Он переоделся, взял ведро, чтобы принести воды, заодно решил прихватить и Зине. Постучал к ней в дверь, но никто не отозвался. Постучал громче, еще.
Молчание.
«Куда же она ушла?» — недоумевал он.
Спросил соседку, вышедшую на стук в коридор.
— Зину?.. Видела. Часов в одиннадцать только. Она с каким-то свертком направилась. Может в больницу?
«А-аа… и как я не сообразил! — растерялся Николай. Он беспомощно посмотрел на
«Ребенок, ребенок, — билась мысль, — может, уже родила? Сына или дочку?
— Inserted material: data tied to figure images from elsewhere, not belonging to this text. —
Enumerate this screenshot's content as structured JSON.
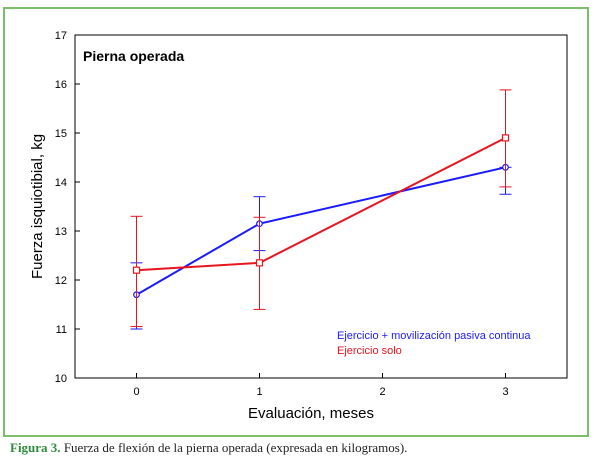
{
  "caption": {
    "label": "Figura 3.",
    "text": " Fuerza de flexión de la pierna operada (expresada en kilogramos)."
  },
  "chart_data": {
    "type": "line",
    "title": "Pierna operada",
    "xlabel": "Evaluación, meses",
    "ylabel": "Fuerza isquiotibial, kg",
    "x": [
      0,
      1,
      3
    ],
    "xticks": [
      "0",
      "1",
      "2",
      "3"
    ],
    "xlim": [
      -0.5,
      3.5
    ],
    "ylim": [
      10,
      17
    ],
    "yticks": [
      "10",
      "11",
      "12",
      "13",
      "14",
      "15",
      "16",
      "17"
    ],
    "legend_position": "bottom-right",
    "grid": false,
    "series": [
      {
        "name": "Ejercicio + movilización pasiva continua",
        "color": "#1a1aff",
        "marker": "circle",
        "values": [
          11.7,
          13.15,
          14.3
        ],
        "err_low": [
          11.0,
          12.6,
          13.75
        ],
        "err_high": [
          12.35,
          13.7,
          14.3
        ]
      },
      {
        "name": "Ejercicio solo",
        "color": "#e8141e",
        "marker": "square",
        "values": [
          12.2,
          12.35,
          14.9
        ],
        "err_low": [
          11.05,
          11.4,
          13.9
        ],
        "err_high": [
          13.3,
          13.28,
          15.88
        ]
      }
    ]
  }
}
Пусть будет лучше сын, — думал он, быстро шагая к больнице, но у калитки остановился. — Но мне-то что, сын или дочь, я ведь не муж ей!»
Дверь родильного отделения открыла молоденькая акушерка и вопросительно посмотрела на Николая.
— Скажите, как Зина Воложина, родила уже? — волнуясь, сказал Николай.
— С сыном вас поздравляю, — сказала девушка и приветливо улыбнулась. — Хороший мальчонка, на четыре двести!!
— С сыном? — Значит, сын? — А… как Зина себя чувствует? Их можно видеть?
— Сейчас покажу сына, — сказала акушерка и через несколько минут вынесла из палаты завернутого в пеленки младенца.
Личико его было розовенькое, сморщенное, узенькие, с чуть косым разрезом глазенки часто моргали и бессмысленно блуждали по комнате.
— Гу-гу! — произнес Николай, склонившись над сыном, поднял счастливый взгляд на акушерку. — Не понимает, — улыбнулся он.
Малыш заплакал.
— Ну, хватит пока, — деланно-строго заметила акушерка, — еще насмотритесь. А жену можете увидеть в окно, когда проснется. До свидания!
«Жену?.. — растерянно думал Николай, выходя из больницы. — Что же теперь делать?.. А сын на меня похож, — умилился он, — глаза точь-в-точь мои… Как его Зина назовет?.. Он будет носить ее фамилию, и имя она даст какое захочет, — больно уколола его мысль. Жениться на Зине? Нет, нет! Раз я ее не люблю, все равно никакой жизни у нас не будет…»
— Да, сейчас локти кусать поздно, — пробормотал Николай, выходя к реке. — Как же теперь жить?
42
Таня сидела на колодине у реки, готовилась к экзаменам.
Солнце скатилось за сосновый бор, и сразу стало как-то прохладно, сыро. Девушка поежилась. Застегнула пальто, захлопнула книгу и конспекты, посмотрела вниз. Всплескивая на перекатах, шумела вобравшая весенние воды река, мутная, бурливая, образовывая то здесь, то там водовороты; шевеля корневищами и раскоряченными ветвями, плыли по ней огромные деревья, кучи валежника, сучья, сухостой…
Домой идти не хотелось. Опостылели стены ее комнаты, и на людях девушка себя чувствовала плохо. Ей казалось, что смотрят на нее соболезнующе, с жалостью, и это было невыносимо.
Послышались чьи-то шаги. Таня быстро обернулась и, увидев, бредущего с поникшей головой Николая, невольно соскочила с колодины и спряталась за кусты. «Зачем я прячусь? — тут же подумала она. Всмотрелась в Николая и забеспокоилась: — Что с ним? Глаза как у безумного».
Николай остановился в десяти метрах от нее, обхватил ствол березы, и его тело сгорбилось, как-то обмякло, сползло к корням. Судорожно задрожали плечи, послышались всхлипывания. Татьяна до того была поражена этой сценой, что не могла сдвинуться с места.